Some shell scripts

Exit codes

Your program should exit with 0 if successful, some other number otherwise. The statement exit without a code leaves the code undefined. If you use an exit code in one place, you must give one for all exit statements.

Checking arg counts

if [ $# -ne 3 ]
then
    echo "Usage: $0 arg1 arg2 arg3
    exit 1
fi

test $# - ne 3 && echo Usage: $0 a1 a2 a3 && exit 1

Checking arg type

if [ ! -r $1 ]
then
    echo $1 is unreadable
    exit 2
fi

Strings and pipes

echo "..." | ...
cat file | ...

The first sends an explicit string down a pipeline, the second sends the contents of a file down a pipeline.

sed

sed is often used to delete text from lines, or to keep some text in lines.

To delete text, you match the text and replace it with nothing.

sed 's/text//'

To keep text, you match it and save it as \1, \2, etc. The rest of the text is matched as well. The replacement text is only the saved stuff.

sed 's/stuff\(text\)stuff/\1/'

Loops

Loops can be for or while loops.

Write a shell script that lists all the executable files in the current directory

for file in `ls`  # or for file in *
do
    if [ -x $file ]
    then
	echo $file
    fi
done

ls |
while read file
do
    if [ -x $file ]
    then
	echo $file
    fi
done

Problem statement

Whenever I go for promotions interviews, one question I get is: "Is there any value in placing lectures, software, etc, on the Internet?" One way of answering this is by student surveys. Another is by analysis of the access_log to my Web server.

The access_log contains entries such as

hickory.canberra.edu.au - - [26/Jul/1994:12:50:03 +1000] 
                   "GET /OS/l3_1.html HTTP/1.0" 200 6402
hickory.canberra.edu.au - - [26/Jul/1994:12:50:03 +1000]
                   "GET /OS/l3_1.html HTTP/1.0" 200 6402
vine.canberra.edu.au - - [26/Jul/1994:13:12:00 +1000]
                   "GET /OS/l1_1.html HTTP/1.0" 200 8041
ironwood.canberra.edu.au - - [26/Jul/1994:15:56:31 +1000]
                   "GET /OS/l1_1.html HTTP/1.0" 200 8041

(each entry on one line only).
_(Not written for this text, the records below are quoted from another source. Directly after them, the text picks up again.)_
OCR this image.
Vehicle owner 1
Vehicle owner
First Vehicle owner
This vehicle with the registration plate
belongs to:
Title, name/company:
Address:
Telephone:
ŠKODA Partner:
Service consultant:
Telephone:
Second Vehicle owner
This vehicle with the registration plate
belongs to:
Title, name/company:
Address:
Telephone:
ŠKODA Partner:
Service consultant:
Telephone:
This contains information about machine, date and document accessed. It does not contain information about the identity of the user or how long they spent with the document. The file is created in a time-stamp order, by date+time.
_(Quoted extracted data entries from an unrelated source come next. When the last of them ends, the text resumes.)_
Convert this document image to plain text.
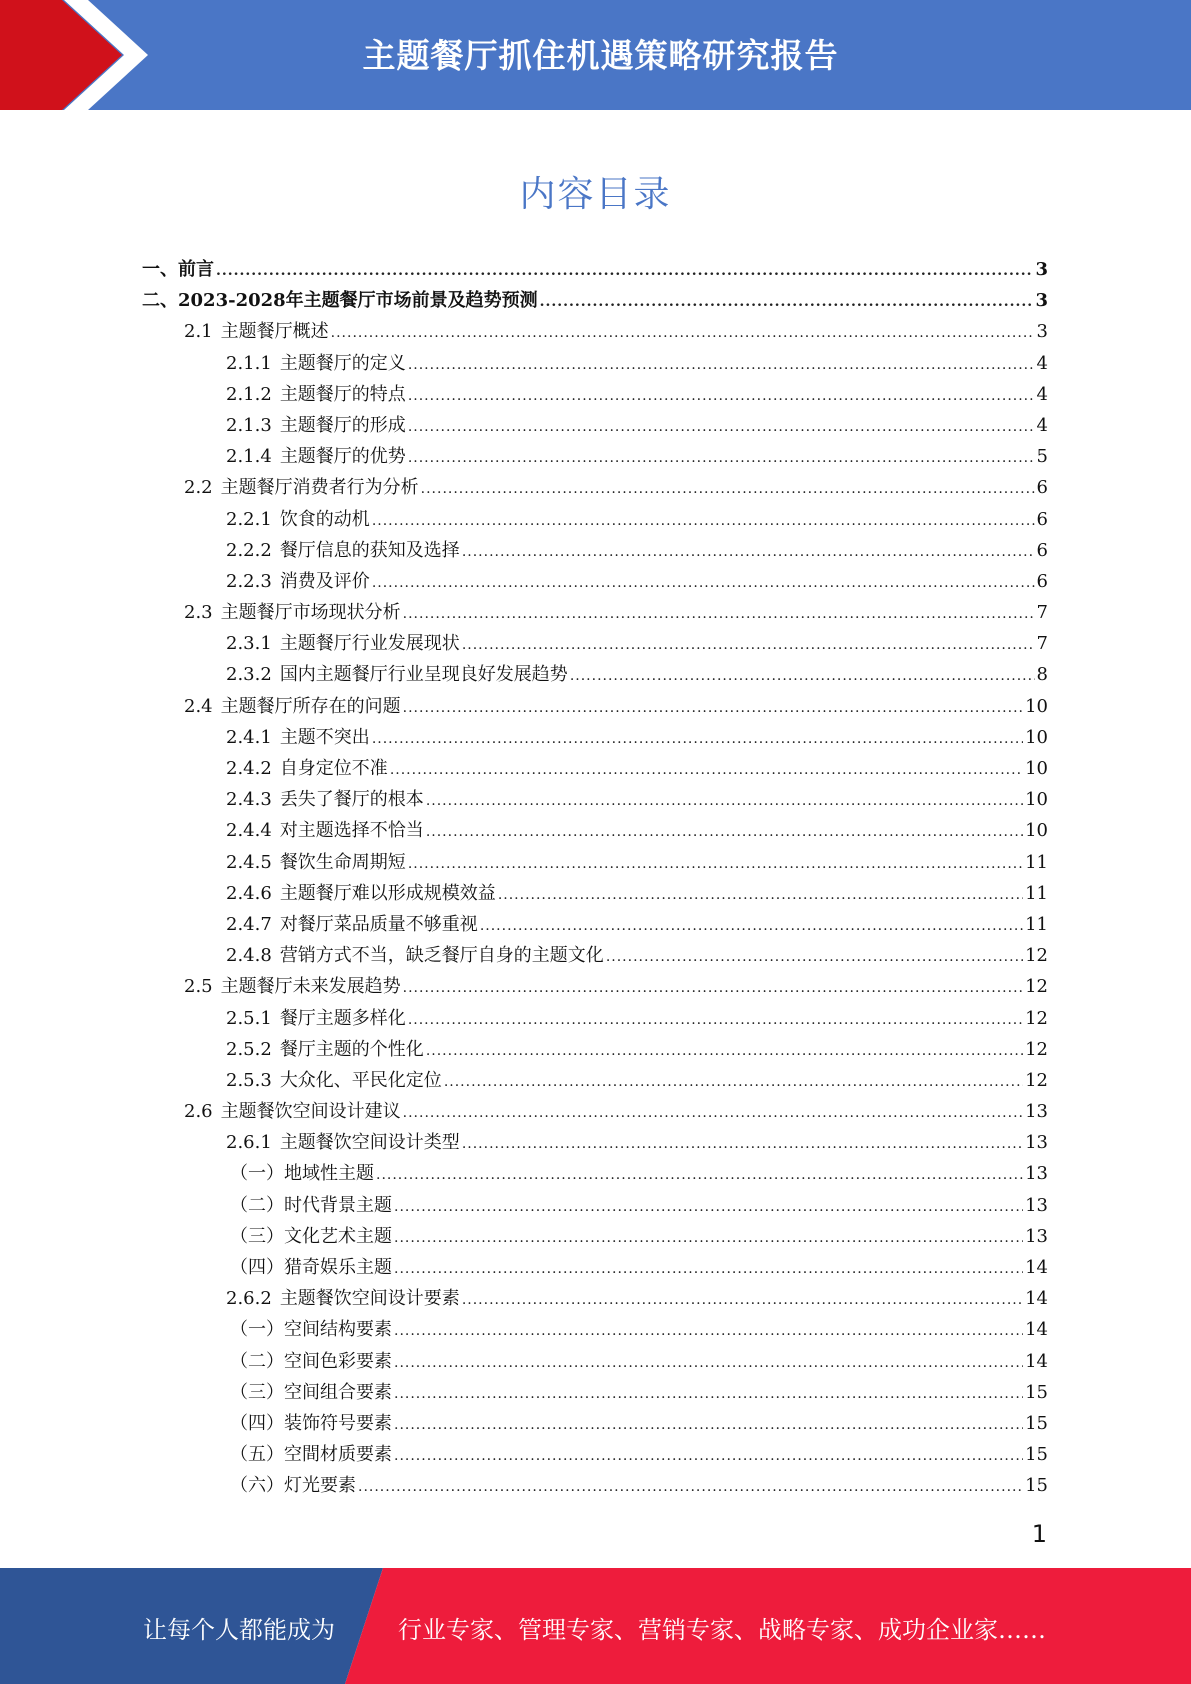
主题餐厅抓住机遇策略研究报告
内容目录
一、前言 .....	3
二、2023-2028年主题餐厅市场前景及趋势预测 .....	3
2.1 主题餐厅概述 .....	3
2.1.1 主题餐厅的定义 .....	4
2.1.2 主题餐厅的特点 .....	4
2.1.3 主题餐厅的形成 .....	4
2.1.4 主题餐厅的优势 .....	5
2.2 主题餐厅消费者行为分析 .....	6
2.2.1 饮食的动机 .....	6
2.2.2 餐厅信息的获知及选择 .....	6
2.2.3 消费及评价 .....	6
2.3 主题餐厅市场现状分析 .....	7
2.3.1 主题餐厅行业发展现状 .....	7
2.3.2 国内主题餐厅行业呈现良好发展趋势 .....	8
2.4 主题餐厅所存在的问题 .....	10
2.4.1 主题不突出 .....	10
2.4.2 自身定位不准 .....	10
2.4.3 丢失了餐厅的根本 .....	10
2.4.4 对主题选择不恰当 .....	10
2.4.5 餐饮生命周期短 .....	11
2.4.6 主题餐厅难以形成规模效益 .....	11
2.4.7 对餐厅菜品质量不够重视 .....	11
2.4.8 营销方式不当，缺乏餐厅自身的主题文化 .....	12
2.5 主题餐厅未来发展趋势 .....	12
2.5.1 餐厅主题多样化 .....	12
2.5.2 餐厅主题的个性化 .....	12
2.5.3 大众化、平民化定位 .....	12
2.6 主题餐饮空间设计建议 .....	13
2.6.1 主题餐饮空间设计类型 .....	13
（一）地域性主题 .....	13
（二）时代背景主题 .....	13
（三）文化艺术主题 .....	13
（四）猎奇娱乐主题 .....	14
2.6.2 主题餐饮空间设计要素 .....	14
（一）空间结构要素 .....	14
（二）空间色彩要素 .....	14
（三）空间组合要素 .....	15
（四）装饰符号要素 .....	15
（五）空間材质要素 .....	15
（六）灯光要素 .....	15
1
让每个人都能成为	行业专家、管理专家、营销专家、战略专家、成功企业家……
I have written a collection of shell and Perl scripts to attempt to analyse this data. They are fairly typical scripts.

Daily access

This script takes access_log and writes to standard output a list of dates and lecture identifiers, organised for each lecture by date. The first lines of output are

22/Jul/1994 l1_1
26/Jul/1994 l1_1
26/Jul/1994 l1_1
26/Jul/1994 l1_1
26/Jul/1994 l1_1
27/Jul/1994 l1_1
27/Jul/1994 l1_1
27/Jul/1994 l1_1
27/Jul/1994 l1_1
27/Jul/1994 l1_1
27/Jul/1994 l1_1
27/Jul/1994 l1_1
27/Jul/1994 l1_1
27/Jul/1994 l1_1
27/Jul/1994 l1_1
27/Jul/1994 l1_1
27/Jul/1994 l1_1
27/Jul/1994 l1_1
28/Jul/1994 l1_1
  .
  .
  .
21/Jul/1994 l1_2
27/Jul/1994 l1_2
27/Jul/1994 l1_2
27/Jul/1994 l1_2
27/Jul/1994 l1_2

The script (daily.sh) is

for year in 1994 1995 1996
do
  for lecture in l1_1 l1_2 l2_1 l2_2 l3_1 l3_2 \
        l4_1 l4_2 l5_1 l5_2 l6_1 l6_2 \
        l7_1 l7_2 l8_1 l8_2 l9_1 l9_2 l12_1 l12_2 \
        l13_1 l14_1 l14_2 l15_1
  do
    grep "$year.*$lecture.html" < access_log
  done | 
  sed 's/.*\[\(...........\).*OS\/\(.*\).html.*/\1 \2/'
done

Explanation: The grep pattern is based on the year plus intervening text plus the lecture (document name). The sed pattern looks for the '[' then captures the date as \1. It then skips to OS/ (as OS\/) and captures the document name as \2. The remainder of the line is matched. In the replacement pattern, only the date and document name are retained.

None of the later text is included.